Put yourself in a consumer’s shoes: how many ads have you seen, but did not take action on due for whatever reason? How many times did you eventually purchase that product or service that was advertised to you through a different channel but because of that original ad’s influence?

By utilizing this type of indirect action and conversion tracking, your company can be one of the pioneers to take human nature into consideration for your marketing and sales efforts.

What to Include in Indirect Conversion Tracking

Once you make the choice to invest in indirect conversion and action tracking, it is also important to understand what to include and measure. The following metrics should be considered and applied as appropriate to your company and marketing goals:

  • Who your consumers are since data and analytics are all about tracking who the actual people taking actions are and not just the actions they take. Therefore, it is key to track consumers and who they are, how they engaged with your company, and the other areas they interact online. This could include new customers, highly engaged customers, and the most influential customers in your base. This way you can see how consumer’s external behaviors affect how they interact with your company.
  • Specific indirect actions and conversions and what happened before and after that one action. This could include where a consumer found your company website, how often they tag themselves at your store or service center, and what content they have viewed from your company. It is also very useful to track total indirect actions as well as conversion rates.
  • What content is shared and its impact on consumers. While your company may not currently have content for consumers, like a blog, newsletter, or weekly emails updates, it is something your company absolutely should be doing. If your goal is to attract new customers or to engage current ones, then tracking simple online page views is useless since you don’t know what excited them.

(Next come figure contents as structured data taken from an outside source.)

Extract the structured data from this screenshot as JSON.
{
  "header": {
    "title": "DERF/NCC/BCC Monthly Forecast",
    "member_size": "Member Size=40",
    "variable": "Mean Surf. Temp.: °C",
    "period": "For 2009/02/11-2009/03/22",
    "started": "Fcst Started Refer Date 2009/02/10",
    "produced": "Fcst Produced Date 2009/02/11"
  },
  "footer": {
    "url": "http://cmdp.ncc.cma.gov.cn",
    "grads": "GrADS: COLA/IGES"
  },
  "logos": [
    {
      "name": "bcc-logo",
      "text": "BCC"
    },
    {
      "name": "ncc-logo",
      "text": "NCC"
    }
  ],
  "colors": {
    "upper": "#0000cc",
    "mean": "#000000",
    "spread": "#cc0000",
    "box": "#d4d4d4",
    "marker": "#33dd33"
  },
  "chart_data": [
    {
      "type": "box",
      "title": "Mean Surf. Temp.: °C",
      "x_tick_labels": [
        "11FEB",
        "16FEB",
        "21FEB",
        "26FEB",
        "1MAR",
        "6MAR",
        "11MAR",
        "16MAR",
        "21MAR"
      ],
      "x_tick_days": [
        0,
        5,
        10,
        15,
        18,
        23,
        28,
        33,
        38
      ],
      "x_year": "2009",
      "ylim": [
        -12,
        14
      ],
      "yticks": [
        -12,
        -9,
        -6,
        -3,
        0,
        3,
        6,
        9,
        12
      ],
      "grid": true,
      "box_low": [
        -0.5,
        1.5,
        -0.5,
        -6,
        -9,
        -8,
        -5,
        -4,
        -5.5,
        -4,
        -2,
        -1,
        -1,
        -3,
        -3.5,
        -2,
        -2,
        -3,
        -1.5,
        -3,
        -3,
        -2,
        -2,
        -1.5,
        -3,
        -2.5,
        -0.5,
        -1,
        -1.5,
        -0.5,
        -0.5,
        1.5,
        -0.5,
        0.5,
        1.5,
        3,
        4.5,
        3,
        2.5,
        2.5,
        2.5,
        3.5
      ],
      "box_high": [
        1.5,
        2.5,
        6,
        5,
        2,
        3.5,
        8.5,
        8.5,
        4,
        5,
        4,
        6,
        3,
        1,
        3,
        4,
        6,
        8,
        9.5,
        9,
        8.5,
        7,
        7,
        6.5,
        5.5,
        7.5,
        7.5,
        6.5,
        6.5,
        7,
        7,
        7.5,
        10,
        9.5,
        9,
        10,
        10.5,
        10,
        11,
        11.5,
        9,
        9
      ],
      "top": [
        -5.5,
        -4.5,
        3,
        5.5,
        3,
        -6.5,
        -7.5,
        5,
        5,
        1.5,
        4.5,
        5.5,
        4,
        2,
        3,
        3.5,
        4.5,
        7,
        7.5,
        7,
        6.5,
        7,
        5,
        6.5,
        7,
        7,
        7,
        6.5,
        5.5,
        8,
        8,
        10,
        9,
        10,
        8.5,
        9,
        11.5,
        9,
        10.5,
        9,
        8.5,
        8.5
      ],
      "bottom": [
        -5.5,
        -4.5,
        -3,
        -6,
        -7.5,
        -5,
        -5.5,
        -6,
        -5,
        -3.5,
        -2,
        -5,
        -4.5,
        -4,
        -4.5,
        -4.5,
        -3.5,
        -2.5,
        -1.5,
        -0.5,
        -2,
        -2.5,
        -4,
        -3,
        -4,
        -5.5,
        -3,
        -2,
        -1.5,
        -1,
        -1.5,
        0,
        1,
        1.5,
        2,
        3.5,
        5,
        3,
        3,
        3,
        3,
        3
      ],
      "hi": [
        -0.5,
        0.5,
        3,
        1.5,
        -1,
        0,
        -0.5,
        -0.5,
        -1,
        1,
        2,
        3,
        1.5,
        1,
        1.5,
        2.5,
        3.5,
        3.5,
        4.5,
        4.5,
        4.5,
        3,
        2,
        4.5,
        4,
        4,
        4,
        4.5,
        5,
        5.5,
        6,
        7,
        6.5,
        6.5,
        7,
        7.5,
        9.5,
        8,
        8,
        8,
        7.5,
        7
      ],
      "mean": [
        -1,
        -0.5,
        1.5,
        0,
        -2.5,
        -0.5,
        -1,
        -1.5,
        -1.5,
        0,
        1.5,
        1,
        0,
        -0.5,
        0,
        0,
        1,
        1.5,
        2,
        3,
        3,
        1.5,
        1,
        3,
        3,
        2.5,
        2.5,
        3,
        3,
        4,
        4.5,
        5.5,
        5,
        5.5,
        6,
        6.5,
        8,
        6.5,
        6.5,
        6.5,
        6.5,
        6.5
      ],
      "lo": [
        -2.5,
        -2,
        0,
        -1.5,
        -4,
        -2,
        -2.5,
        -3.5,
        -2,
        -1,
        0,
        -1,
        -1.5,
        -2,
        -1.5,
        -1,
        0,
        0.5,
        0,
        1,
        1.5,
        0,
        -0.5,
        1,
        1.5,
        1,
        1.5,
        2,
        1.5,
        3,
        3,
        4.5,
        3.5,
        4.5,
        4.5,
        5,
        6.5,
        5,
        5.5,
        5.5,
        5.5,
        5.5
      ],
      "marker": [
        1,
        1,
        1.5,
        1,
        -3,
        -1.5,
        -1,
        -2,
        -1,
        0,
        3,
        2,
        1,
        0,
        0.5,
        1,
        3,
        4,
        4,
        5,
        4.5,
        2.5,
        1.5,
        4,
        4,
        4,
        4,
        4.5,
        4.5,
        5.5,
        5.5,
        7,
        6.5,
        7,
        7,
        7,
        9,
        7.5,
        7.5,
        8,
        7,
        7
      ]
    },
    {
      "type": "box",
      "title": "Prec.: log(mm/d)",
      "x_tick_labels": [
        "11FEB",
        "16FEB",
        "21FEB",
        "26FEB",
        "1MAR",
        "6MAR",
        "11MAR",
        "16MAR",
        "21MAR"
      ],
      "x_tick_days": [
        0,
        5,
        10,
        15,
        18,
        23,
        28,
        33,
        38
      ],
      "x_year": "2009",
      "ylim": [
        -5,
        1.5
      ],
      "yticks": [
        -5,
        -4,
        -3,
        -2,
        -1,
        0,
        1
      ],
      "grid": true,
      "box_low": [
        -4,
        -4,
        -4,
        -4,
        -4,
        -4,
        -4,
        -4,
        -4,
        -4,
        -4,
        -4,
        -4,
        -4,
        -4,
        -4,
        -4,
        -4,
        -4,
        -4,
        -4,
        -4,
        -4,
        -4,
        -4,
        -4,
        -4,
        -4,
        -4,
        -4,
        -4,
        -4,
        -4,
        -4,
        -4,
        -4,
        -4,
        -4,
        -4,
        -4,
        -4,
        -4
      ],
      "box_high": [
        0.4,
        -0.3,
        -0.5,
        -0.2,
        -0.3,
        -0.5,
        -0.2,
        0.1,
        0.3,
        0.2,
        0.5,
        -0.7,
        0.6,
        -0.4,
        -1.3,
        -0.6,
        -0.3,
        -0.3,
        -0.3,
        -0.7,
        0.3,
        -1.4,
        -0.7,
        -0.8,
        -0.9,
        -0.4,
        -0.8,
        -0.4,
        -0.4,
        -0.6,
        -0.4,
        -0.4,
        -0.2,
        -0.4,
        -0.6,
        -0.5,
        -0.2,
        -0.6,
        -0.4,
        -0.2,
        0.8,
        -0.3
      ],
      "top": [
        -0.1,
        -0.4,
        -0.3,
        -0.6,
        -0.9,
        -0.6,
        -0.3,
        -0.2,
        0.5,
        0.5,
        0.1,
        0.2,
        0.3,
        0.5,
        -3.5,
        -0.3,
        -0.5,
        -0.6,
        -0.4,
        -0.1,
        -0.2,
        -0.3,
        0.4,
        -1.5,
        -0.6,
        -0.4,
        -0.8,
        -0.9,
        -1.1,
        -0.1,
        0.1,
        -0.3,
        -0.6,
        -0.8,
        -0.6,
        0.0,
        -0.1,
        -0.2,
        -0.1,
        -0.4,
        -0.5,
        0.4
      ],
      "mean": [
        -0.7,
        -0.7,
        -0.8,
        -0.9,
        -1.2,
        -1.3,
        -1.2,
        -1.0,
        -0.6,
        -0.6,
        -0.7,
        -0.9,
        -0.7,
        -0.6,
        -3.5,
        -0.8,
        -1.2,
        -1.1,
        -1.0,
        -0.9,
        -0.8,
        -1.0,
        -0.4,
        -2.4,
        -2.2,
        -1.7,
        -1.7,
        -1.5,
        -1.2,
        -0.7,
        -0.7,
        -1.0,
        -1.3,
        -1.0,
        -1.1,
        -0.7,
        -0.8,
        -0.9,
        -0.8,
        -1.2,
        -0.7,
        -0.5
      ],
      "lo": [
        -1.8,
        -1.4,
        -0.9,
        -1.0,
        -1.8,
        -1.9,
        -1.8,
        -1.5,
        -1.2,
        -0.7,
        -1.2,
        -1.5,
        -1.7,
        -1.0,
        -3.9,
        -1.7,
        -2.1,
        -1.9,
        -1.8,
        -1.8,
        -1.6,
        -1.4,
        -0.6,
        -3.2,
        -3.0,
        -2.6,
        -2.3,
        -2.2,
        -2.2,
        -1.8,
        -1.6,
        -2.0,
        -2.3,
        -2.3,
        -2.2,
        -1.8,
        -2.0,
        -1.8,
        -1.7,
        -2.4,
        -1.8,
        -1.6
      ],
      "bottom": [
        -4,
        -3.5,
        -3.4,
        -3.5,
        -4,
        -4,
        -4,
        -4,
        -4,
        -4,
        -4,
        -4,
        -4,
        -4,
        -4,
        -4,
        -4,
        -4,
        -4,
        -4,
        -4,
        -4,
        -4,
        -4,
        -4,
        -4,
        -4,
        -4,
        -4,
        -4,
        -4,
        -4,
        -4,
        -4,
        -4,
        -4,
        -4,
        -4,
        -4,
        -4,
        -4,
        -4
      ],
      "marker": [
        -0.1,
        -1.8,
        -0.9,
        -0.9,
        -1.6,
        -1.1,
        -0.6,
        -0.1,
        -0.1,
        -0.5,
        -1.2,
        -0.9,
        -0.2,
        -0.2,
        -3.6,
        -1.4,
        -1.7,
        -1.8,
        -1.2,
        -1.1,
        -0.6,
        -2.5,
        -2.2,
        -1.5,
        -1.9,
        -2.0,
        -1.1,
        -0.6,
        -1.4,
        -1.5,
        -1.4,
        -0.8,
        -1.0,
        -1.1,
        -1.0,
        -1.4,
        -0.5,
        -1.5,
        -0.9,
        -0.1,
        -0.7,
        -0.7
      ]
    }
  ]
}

Your company needs actionable data and to get it you need content.

Without including both direct and indirect conversion tracking and data analysis, companies will never be able to make informed decisions on strategy going forward.

Why Your Company Needs It

Your company needs to invest resources into truly understanding all aspects of consumer experiences and how your advertising tactics affect their actions. You can now take into consideration that sometimes a consumer is influenced by several channels but may choose just one to complete the CTA (call-to-action). One example could look like this: consumer A sees your company as a sponsored ad for a product she is interested in.  She then goes to your website but gets distracted and does not complete any actions. Then, a few days later she sees an ad for your company in a magazine and goes back to the website to buy the product. She purchases the item and then is offered a gift card if she adds one more item to the cart. She completes the transaction. This consumer is influenced by several key tactics here and is upsold on a new item because of it. Your company has a new customer and new revenue because of this.

Now, imagine if you company had missed one of these impressions because it had not considered indirect tracking? It could have cut budget from one of these channels and missed this new customer.  If this happens again and again, it could significantly alter your company’s bottom line.